Separately, we likely should have base64urlsafe "removed" from places around the codebase that aren't serialised. We also could consider renaming base64urlsafe to "SerialisableBinaryData" to better show that it's just a wrapper for serialising/deserialising.

All of this probably needs to be done in some smaller steps to make sure we don't muck anything up in the process.

micolous commented 11 months ago

https://github.com/kanidm/webauthn-rs/pull/354 is a first step towards making this better from a serialisation perspective – it'll use Base64 encoding when is_human_readable() == true, or bytes otherwise.

Deserialisation will still accept multiple input types; but this still relies on using a self-describing format, so:

JSON is fine
CBOR is fine
bincode probably still won't work, and I don't think it can ever be made to work with that requirement
Protobuf is ambiguous for bytes/str/Message, so I don't think that can be made to work well

micolous commented 11 months ago

Also, it looks like Base64UrlSafeData didn't accept bytes types, only sequence of integers – so this will need a staged migration for non-JSON types.

smessmer commented 11 months ago

@micolous Why do you believe this won't work with bincode? Afaik, is_human_readable is a property of the serialization crate you're using, i.e. serde_json would always return true and bincode always false, it should not be something that is taken from the format and would require the format to be self-describing?

micolous commented 11 months ago

@micolous Why do you believe this won't work with bincode? Afaik, is_human_readable is a property of the serialization crate you're using, i.e. serde_json would always return true and bincode always false, it should not be something that is taken from the format and would require the format to be self-describing?

The problem is deserialisation: if we never attempted string/Base64 deserialisation for is_human_readable == false, then there would be no migration path for existing data stored as a Base64-encoded string.

smessmer commented 11 months ago

Oh I see. For our usecase, we have a version number in the serialization format so we could tell the library which format to deserialize. Other library users would likely know as well whether they're serializing an old-format or new-format passkey, but it would mean they have to go through an explicit migration process which we're willing to do but not every library user might be happy about. Also, I'm not sure what the best way would be to pass that configuration to the deserializer.

smessmer commented 11 months ago

There's a potentially additional use case to consider that came up in one of my side projects (much smaller project just for fun, not what I talked about above). There, I am experimenting with the leptos web framework, which allows building full-stack apps, using Rust both on server and client side with wasm. In WASM, I tried to serialize the webauthn-rs challenge objects using serde_json directly into the JavaScript-side Webauthn Browser API, and then deserialize the client responses back to webauthn-rs objects. It mostly worked, but the base64 serialization broke it because the browser expected an ArrayBuffer with the challenge data instead of a base64 string.

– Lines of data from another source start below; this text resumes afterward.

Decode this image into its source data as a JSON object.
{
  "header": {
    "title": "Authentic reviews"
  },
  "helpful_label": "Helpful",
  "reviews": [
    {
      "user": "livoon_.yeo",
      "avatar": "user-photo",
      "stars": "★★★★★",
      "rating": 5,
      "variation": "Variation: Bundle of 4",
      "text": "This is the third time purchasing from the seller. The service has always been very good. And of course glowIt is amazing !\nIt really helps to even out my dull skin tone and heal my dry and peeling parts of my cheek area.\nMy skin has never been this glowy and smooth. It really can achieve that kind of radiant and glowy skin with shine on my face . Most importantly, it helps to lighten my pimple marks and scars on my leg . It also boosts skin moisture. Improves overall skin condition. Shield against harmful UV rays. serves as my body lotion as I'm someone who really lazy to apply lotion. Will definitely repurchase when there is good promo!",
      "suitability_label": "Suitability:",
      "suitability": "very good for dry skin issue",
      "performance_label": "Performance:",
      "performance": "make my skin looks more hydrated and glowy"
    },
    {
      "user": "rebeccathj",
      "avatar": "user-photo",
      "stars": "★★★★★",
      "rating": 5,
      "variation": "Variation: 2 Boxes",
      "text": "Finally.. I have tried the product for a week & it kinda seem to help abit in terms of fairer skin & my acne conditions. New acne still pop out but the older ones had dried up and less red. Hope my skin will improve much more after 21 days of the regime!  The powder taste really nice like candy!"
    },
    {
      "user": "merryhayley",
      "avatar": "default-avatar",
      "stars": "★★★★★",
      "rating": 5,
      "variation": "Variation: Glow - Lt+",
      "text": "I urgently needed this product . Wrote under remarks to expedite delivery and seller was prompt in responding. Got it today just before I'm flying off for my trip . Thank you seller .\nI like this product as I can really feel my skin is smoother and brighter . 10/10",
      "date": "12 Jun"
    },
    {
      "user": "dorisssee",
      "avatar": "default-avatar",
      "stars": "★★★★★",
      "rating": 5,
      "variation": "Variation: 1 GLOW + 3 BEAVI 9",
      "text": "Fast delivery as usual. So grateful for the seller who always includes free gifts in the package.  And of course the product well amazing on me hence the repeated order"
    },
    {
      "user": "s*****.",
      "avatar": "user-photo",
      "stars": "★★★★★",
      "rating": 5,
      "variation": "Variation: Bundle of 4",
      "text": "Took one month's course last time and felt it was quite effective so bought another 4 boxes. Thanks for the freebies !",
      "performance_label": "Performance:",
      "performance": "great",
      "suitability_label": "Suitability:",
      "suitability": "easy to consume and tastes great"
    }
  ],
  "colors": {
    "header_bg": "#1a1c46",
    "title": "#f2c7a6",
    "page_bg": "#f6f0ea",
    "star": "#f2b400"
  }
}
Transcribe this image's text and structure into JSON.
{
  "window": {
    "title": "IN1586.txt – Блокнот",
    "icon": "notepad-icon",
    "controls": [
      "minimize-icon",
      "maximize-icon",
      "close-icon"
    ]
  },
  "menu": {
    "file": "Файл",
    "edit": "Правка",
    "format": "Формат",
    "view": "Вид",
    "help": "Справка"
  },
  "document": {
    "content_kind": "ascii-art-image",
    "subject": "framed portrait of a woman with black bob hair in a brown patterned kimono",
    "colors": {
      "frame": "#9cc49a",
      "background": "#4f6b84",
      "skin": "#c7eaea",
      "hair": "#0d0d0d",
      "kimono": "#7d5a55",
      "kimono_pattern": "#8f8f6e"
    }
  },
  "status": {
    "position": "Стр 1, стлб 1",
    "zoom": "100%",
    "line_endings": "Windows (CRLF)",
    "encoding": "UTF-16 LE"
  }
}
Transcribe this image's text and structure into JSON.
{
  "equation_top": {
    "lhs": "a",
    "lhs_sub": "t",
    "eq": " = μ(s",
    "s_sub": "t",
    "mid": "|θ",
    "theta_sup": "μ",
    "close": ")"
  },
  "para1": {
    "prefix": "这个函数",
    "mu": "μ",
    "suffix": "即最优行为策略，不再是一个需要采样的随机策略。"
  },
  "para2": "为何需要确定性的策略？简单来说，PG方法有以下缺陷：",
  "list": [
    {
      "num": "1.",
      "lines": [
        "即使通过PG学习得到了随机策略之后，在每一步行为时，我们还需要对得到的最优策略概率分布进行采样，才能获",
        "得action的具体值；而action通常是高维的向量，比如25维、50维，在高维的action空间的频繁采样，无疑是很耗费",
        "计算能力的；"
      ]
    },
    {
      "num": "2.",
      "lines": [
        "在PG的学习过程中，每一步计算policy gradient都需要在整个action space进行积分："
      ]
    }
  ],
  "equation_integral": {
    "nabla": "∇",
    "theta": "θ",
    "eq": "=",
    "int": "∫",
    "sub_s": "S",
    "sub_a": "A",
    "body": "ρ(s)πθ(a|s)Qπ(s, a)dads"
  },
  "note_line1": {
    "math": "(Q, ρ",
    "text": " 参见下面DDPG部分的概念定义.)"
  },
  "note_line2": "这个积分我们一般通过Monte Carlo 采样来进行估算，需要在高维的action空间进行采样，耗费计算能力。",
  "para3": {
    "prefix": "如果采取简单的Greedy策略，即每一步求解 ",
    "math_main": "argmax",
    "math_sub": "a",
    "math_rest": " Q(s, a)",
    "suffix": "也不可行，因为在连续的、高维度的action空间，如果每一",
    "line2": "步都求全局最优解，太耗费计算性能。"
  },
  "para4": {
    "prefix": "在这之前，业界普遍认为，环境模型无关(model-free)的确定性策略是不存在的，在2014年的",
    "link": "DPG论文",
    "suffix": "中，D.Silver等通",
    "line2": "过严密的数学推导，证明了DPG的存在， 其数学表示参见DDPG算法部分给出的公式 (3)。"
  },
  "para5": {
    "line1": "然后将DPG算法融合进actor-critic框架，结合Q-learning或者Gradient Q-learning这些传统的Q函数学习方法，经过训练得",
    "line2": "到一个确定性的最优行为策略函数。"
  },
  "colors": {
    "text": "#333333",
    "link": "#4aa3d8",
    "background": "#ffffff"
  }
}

micolous commented 11 months ago

Compatibility is one of the considerations when changing over to HumanBinaryData – before #354, Base64UrlSafeData couldn't deserialise CBOR bytes types, which HumanBinaryData uses.

I feel like versioning is something webauthn-rs should do itself, and also move towards an opaque binary serialisation format. That will cause some short-term pain for everyone to migrate their existing data storage away from whatever they're using, but it'll mean that we could throw a fairly-compact binary format at library users and they don't have to care about what their (de)serialiser can and can't do – if it can store a Vec<u8>, then that's fine.

As for browser APIs, from memory, some of the types are different because the browser API specs don't agree with the CTAP specs. But that sounds like a separate issue that'd need further investigation.